Delle due chiavi di lettura proposte a Palazzo Strozzi, quella della ricezione diviene dominante nella seconda sede della mostra, allestita al Bargello. È qui presa in considerazione una manciata di casi davvero esemplari per studiare l’onda lunga, lunghissima oltre più di un secolo di Donatello: tra tutti, il David mediceo in bronzo e la Madonna ‘Dudley’. Guardare il Quattrocento con gli occhi di Michelangelo significa allora far risaltare con chiarezza alcuni aspetti essenziali della ‘modernità’ di Donatello: il rapporto tra figura e cornice, il dialogo con lo spazio dell’osservatore – in una parola, la costruzione dell’autonomia della scultura rispetto alle altre arti.

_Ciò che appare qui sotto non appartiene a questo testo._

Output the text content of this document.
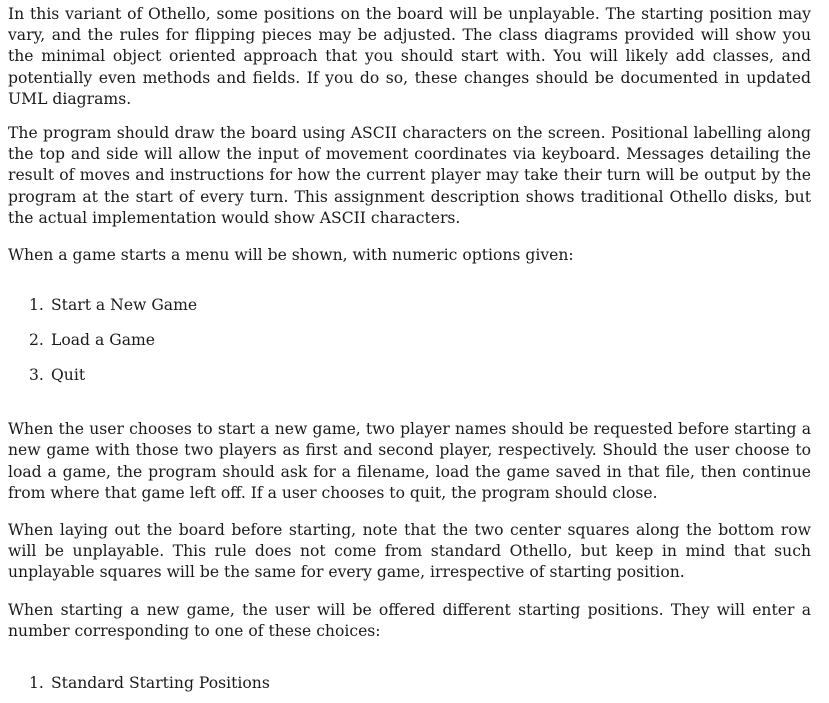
In this variant of Othello, some positions on the board will be unplayable. The starting position may vary, and the rules for flipping pieces may be adjusted. The class diagrams provided will show you the minimal object oriented approach that you should start with. You will likely add classes, and potentially even methods and fields. If you do so, these changes should be documented in updated UML diagrams.

The program should draw the board using ASCII characters on the screen. Positional labelling along the top and side will allow the input of movement coordinates via keyboard. Messages detailing the result of moves and instructions for how the current player may take their turn will be output by the program at the start of every turn. This assignment description shows traditional Othello disks, but the actual implementation would show ASCII characters.

When a game starts a menu will be shown, with numeric options given:

1. Start a New Game
2. Load a Game
3. Quit

When the user chooses to start a new game, two player names should be requested before starting a new game with those two players as first and second player, respectively. Should the user choose to load a game, the program should ask for a filename, load the game saved in that file, then continue from where that game left off. If a user chooses to quit, the program should close.

When laying out the board before starting, note that the two center squares along the bottom row will be unplayable. This rule does not come from standard Othello, but keep in mind that such unplayable squares will be the same for every game, irrespective of starting position.

When starting a new game, the user will be offered different starting positions. They will enter a number corresponding to one of these choices:

1. Standard Starting Positions
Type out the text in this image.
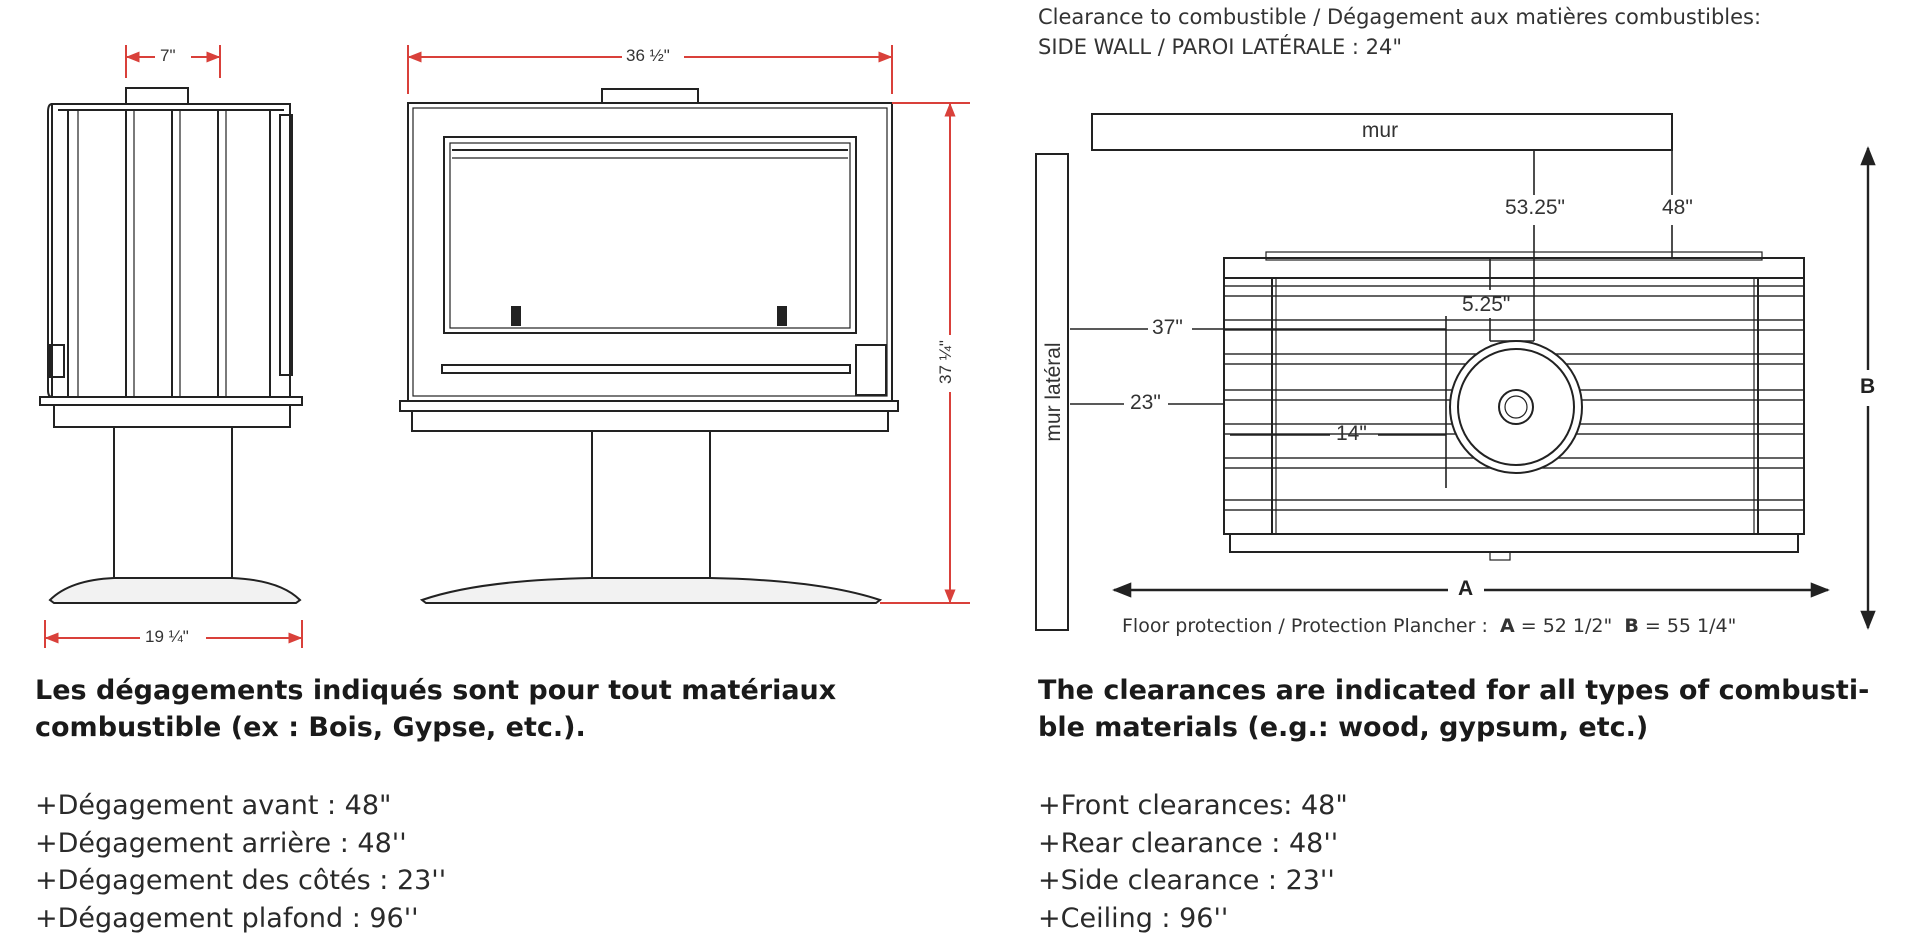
7"
19 ¼"
36 ½"
37 ¼"
Clearance to combustible / Dégagement aux matières combustibles:
SIDE WALL / PAROI LATÉRALE : 24"
mur
mur latéral
53.25"	48"
5.25"
37"
23"
14"
A
B
Floor protection / Protection Plancher : A = 52 1/2" B = 55 1/4"
Les dégagements indiqués sont pour tout matériaux
combustible (ex : Bois, Gypse, etc.).
+Dégagement avant : 48"
+Dégagement arrière : 48''
+Dégagement des côtés : 23''
+Dégagement plafond : 96''
The clearances are indicated for all types of combusti-
ble materials (e.g.: wood, gypsum, etc.)
+Front clearances: 48"
+Rear clearance : 48''
+Side clearance : 23''
+Ceiling : 96''
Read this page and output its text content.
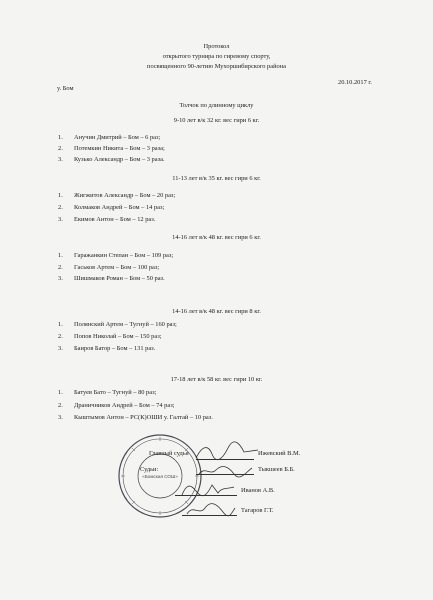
Протокол
открытого турнира по гиревому спорту,
посвященного 90-летию Мухоршибирского района
у. Бом
20.10.2017 г.
Толчок по длинному циклу
9-10 лет в/к 32 кг. вес гири 6 кг.
1. Анучин Дмитрий – Бом – 6 раз;
2. Потемкин Никита – Бом – 3 раза;
3. Кузько Александр – Бом – 3 раза.
11-13 лет в/к 35 кг. вес гири 6 кг.
1. Жигжитов Александр – Бом – 20 раз;
2. Колмаков Андрей – Бом – 14 раз;
3. Екимов Антон – Бом – 12 раз.
14-16 лет в/к 48 кг. вес гири 6 кг.
1. Гаражанкин Степан – Бом – 109 раз;
2. Гаськов Артем – Бом – 100 раз;
3. Шишмаков Роман – Бом – 50 раз.
14-16 лет в/к 48 кг. вес гири 8 кг.
1. Полянский Артем – Тугнуй – 160 раз;
2. Попов Николай – Бом – 150 раз;
3. Баиров Батор – Бом – 131 раз.
17-18 лет в/к 58 кг. вес гири 10 кг.
1. Батуев Бато – Тугнуй – 80 раз;
2. Драничников Андрей – Бом – 74 раз;
3. Кыштымов Антон – РС(К)ОШИ у. Галтай – 10 раз.
«Бомская СОШ»
Главный судья	Ижевский В.М.
Судьи:	Тыкшеев Б.Б.
Иванов А.В.
Тагаров Г.Т.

Al contempo, la giustapposizione di artisti di due età differenti mette implicitamente in evidenza come altri aspetti non meno geniali di Donatello, quale la sperimentazione incessante delle potenzialità dei materiali, venissero invece sacrificati dall’estetica normativa del Cinquecento e restassero così dimenticati per secoli: ad esempio, la Madonna ‘Piot’ del Louvre combinò terracotta, oro, cera e vetro in una stessa opera, ma non lasciò eredi reali e, percepita come eccentrica, finì secoli dopo per perdere materialmente alcuni dei suoi tratti spregiudicati, dalla doratura integrale alla cornice, essenziale per cogliere il corto circuito con lo spazio dello spettatore.
A visitare la mostra fiorentina, vengono allora a mente i lucidissimi precetti di metodo di un lontano ma cristallino articolo di Enrico Castelnuovo, secondo cui l’analisi della produzione non può prescindere da quella della ricezione: per guardare con occhi nuovi un artista del passato, per riuscire infine a vedere le zone lasciate in ombra dalla ricerca è necessario fare i conti con i condizionamenti dei tanti sguardi posatisi e sedimentatisi nel corso dei secoli. E questo Donatello sarebbe una bella occasione per riaprire il dibattito di metodo sulle regole minime del gioco da seguire nel concepire una monografia.
La mostra offre infine occasioni preziose per studiare opere e problemi puntuali. Il percorso mette infatti a disposizione dello storico dell’arte diversi pezzi di difficile lettura nel loro contesto di conservazione, in primis i bronzi padovani di Donatello, consentendo non solo di apprezzare pienamente la qualità del monumentale Crocifisso, ma anche di toccare con mano la parte degli assistenti ai quali il capobottega delegò sempre più la rinettatura, ben leggibile nel Miracolo della mula. La messa a fuoco dell’intera serie stilistica permette inoltre di riaprire alcuni problemi della filologia donatelliana, ad esempio il tasso di autografia del San Giovanni Battista di casa Martelli o la cronologia relativa delle Madonne in terracotta, purtroppo talvolta spellate della loro necessaria policromia – senza parlare di quelle frantumatesi nei disastri della guerra del 1945 e finite in chirurgia plastica. E numerose sono le aperture a snodi ancora più grandi. Tra tutti, l’ancora inafferrabile Brunelleschi scultore, che con Donatello fece sodalizio: se davvero è del 1410, il Crocifisso di Santa Maria Novella uscì già armato dal cervello della scultura e rende tanto più urgente la ricostruzione del catalogo del suo autore.